那卷轴长约三尺,绢面黯淡无光,边缘甚至有焦黑痕迹,显然已严重损毁。
柯泀码接过姒婚图,神识探入。
眼中闪过一丝诧异。
这幅圣级法宝,内部空间已彻底崩塌,法则紊乱,灵气尽失,与废纸无异。
“这法宝……”柯泀码看向孙薰,“从何而来?”
孙薰低头:“是半年前,太上长老紫业佳赐予弟子的。”
“紫业佳?”柯泀码一怔,随即露出无奈之色。
这事……怎么越扯越复杂了?连那位紫长老都牵扯进来了?
他重新看向凌河,语气缓和了几分:
“小道友,你也听到了。”
“孙宗主所言,真实不虚。他关押你师妹,是为查明来历,并无加害之意。至于你师尊……”
柯泀码顿了顿,给出一个模棱两可的说法:“或许其中另有隐情。但眼下姒婚图已毁,无从查证。若你师尊自己也说不出被何人所关、关在何处,那此事……恐怕一时难以理清。”
他话锋一转:“不过,既然紫长老赐下此图,或许他知道些什么。只是紫长老常年云游在外,何时回宗,谁也说不准。若你们着急……”

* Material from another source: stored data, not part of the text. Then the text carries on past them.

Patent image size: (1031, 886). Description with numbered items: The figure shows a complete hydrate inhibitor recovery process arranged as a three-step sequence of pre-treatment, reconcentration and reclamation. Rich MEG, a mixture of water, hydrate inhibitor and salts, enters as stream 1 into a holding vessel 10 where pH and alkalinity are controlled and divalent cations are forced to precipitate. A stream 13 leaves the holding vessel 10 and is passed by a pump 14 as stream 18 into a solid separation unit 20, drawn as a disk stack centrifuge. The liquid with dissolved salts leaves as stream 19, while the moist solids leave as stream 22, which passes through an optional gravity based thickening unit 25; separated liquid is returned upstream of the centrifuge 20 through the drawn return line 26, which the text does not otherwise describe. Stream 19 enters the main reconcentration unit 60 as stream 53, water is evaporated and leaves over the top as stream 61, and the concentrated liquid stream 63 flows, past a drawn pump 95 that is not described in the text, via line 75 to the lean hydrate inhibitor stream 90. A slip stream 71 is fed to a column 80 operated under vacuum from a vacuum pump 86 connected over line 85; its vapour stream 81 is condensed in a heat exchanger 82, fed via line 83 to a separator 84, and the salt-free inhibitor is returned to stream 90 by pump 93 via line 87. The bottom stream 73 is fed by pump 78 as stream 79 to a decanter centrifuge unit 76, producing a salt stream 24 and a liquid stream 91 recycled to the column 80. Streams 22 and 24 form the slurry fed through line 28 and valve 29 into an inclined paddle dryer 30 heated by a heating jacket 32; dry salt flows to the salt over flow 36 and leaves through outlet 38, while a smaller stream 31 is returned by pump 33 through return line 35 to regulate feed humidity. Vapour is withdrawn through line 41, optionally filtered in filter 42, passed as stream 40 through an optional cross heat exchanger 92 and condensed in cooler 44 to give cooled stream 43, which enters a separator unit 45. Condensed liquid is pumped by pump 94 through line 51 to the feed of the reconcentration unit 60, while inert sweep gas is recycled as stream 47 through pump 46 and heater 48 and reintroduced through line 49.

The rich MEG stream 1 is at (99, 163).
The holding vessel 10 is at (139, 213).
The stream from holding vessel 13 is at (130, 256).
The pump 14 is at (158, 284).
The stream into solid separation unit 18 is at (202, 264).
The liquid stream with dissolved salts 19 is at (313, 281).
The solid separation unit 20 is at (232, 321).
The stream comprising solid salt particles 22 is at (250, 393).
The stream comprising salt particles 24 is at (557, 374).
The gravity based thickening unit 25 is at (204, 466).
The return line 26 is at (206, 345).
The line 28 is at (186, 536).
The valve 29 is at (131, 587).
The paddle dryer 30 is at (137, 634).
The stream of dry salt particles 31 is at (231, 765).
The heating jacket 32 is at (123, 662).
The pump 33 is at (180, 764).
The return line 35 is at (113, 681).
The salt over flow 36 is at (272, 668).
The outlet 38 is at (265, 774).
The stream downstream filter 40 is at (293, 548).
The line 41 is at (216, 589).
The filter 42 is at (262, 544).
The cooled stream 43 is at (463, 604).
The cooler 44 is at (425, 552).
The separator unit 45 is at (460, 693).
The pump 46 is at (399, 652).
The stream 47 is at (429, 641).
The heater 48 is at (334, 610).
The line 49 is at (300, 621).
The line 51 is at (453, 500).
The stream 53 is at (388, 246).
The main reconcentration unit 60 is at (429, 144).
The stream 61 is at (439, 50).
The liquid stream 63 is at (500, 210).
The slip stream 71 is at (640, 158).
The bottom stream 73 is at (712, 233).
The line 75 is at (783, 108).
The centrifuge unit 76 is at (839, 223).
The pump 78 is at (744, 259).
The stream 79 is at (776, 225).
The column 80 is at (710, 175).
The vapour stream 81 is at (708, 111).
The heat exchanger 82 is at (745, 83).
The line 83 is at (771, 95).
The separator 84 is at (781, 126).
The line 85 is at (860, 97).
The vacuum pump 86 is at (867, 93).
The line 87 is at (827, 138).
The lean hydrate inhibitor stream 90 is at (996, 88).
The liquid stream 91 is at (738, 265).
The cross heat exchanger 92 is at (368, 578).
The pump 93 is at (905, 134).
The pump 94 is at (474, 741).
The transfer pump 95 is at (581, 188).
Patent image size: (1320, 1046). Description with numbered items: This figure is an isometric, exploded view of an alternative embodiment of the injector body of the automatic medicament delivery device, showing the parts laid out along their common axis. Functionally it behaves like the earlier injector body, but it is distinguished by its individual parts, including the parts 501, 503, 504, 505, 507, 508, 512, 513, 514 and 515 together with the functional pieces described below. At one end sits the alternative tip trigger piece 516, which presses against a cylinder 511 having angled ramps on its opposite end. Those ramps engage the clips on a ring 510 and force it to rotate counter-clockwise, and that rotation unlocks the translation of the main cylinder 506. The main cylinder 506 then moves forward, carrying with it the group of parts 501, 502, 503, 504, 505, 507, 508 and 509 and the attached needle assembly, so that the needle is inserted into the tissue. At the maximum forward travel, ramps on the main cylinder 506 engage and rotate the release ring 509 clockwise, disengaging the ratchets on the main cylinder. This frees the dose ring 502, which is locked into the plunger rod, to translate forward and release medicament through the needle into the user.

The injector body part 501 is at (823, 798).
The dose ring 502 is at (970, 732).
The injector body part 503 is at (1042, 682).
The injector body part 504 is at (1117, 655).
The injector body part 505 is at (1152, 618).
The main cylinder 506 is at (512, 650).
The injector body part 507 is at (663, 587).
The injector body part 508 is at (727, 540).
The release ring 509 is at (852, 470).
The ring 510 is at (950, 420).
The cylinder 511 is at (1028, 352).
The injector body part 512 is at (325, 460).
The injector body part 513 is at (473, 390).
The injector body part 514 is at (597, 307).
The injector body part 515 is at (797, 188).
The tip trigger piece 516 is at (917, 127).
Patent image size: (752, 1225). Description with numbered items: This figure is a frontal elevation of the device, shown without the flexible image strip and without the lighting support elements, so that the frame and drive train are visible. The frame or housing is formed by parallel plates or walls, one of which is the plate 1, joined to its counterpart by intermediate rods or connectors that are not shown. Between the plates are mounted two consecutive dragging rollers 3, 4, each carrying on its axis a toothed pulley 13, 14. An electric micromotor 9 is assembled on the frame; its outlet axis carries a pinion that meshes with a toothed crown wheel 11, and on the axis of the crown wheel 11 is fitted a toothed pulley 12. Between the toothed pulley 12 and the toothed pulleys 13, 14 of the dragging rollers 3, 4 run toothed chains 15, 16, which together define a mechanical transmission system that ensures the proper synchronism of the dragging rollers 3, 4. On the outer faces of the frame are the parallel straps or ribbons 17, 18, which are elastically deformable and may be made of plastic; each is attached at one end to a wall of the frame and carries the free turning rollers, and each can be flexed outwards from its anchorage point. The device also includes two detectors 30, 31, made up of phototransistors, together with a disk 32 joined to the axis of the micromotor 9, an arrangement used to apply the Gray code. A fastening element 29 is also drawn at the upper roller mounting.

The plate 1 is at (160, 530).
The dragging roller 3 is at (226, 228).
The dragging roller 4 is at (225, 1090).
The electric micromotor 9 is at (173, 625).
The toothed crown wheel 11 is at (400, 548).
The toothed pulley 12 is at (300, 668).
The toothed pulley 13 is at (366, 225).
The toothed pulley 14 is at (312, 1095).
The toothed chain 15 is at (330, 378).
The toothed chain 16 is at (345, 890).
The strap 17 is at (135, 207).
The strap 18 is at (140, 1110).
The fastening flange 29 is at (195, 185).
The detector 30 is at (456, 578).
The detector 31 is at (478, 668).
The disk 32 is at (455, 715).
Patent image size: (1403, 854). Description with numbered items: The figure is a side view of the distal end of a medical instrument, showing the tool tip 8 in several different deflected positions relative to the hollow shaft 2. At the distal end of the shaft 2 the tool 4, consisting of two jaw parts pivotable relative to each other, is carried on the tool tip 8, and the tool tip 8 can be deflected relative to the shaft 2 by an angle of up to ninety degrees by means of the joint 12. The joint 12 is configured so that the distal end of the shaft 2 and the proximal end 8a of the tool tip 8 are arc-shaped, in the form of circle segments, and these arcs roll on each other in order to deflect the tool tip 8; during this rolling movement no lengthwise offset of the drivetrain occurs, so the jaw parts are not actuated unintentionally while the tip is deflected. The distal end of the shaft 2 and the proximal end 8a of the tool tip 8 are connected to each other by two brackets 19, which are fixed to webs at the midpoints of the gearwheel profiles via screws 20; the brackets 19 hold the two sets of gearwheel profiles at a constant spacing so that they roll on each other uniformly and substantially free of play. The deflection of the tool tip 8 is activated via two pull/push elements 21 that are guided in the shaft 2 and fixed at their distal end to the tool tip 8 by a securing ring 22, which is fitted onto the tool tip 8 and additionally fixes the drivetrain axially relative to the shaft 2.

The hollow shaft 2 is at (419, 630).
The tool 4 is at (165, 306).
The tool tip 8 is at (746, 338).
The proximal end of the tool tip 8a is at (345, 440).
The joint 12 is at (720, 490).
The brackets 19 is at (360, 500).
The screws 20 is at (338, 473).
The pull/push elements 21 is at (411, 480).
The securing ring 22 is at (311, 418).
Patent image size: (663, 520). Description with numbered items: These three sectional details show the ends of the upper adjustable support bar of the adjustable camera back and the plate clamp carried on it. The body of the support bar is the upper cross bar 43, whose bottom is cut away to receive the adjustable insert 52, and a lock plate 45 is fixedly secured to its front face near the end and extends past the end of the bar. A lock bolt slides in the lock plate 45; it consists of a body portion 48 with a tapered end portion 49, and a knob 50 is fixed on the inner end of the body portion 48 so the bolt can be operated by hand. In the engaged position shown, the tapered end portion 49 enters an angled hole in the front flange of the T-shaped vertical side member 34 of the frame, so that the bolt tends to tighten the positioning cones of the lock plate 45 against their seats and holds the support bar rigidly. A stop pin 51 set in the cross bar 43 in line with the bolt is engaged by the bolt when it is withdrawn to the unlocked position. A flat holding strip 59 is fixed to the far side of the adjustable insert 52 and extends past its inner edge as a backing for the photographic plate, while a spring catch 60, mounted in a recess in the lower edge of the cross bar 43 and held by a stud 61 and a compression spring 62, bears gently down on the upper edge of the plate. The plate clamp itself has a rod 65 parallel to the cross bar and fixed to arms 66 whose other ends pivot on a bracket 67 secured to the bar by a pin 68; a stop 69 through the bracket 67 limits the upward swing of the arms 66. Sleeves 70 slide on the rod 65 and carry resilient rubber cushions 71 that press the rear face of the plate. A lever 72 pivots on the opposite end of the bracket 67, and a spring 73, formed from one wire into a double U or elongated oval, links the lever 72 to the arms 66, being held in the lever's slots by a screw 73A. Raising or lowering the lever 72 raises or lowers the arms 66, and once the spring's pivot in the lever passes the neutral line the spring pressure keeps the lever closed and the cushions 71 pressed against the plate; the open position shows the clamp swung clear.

柯泀码抬手指向西南方向:“可去息壤地,凉艿仙城,菓汬宫寻他问明。”
说着,他手掌轻推,那幅已损毁的姒婚图缓缓飞向凌河。
“此图虽毁,终究是圣级法宝,价值不菲。”柯泀码声音平淡,却带着不容置疑的意味,“我重元宗不再追究损毁之责,算是……表明诚意。”
“冤家宜解不宜结。”
柯泈码那双阴阳眼看着凌河,声音温和,却带着不容置疑的压迫:
“小道友只需将那四枚留影玉简留下,今日之事,便到此为止。如何?”
凌河接住飞来的姒婚图,入手冰凉,死气沉沉。
他抬头,看着柯泀码那看似温和实则步步为营的姿态,心中念头飞转。
这老家伙……好厉害的手段。
先是以大乘修为施压,再“查明真相”推卸责任,接着抛出紫业佳这个模糊线索转移焦点,最后以“不再追究法宝损毁”为筹码,索要留影玉简……
恩威并施,话里藏锋。
最关键的是,对方姿态放得如此之低,甚至有些“委曲求全”——堂堂大乘中期、天下第一宗太上长老,对几个化神小辈这般客气,传出去谁不说他宽宏大量?
若凌河再纠缠不休,反倒成了“不识抬举”“得寸进尺”的恶人。
“被将住了啊……”凌河心中暗叹。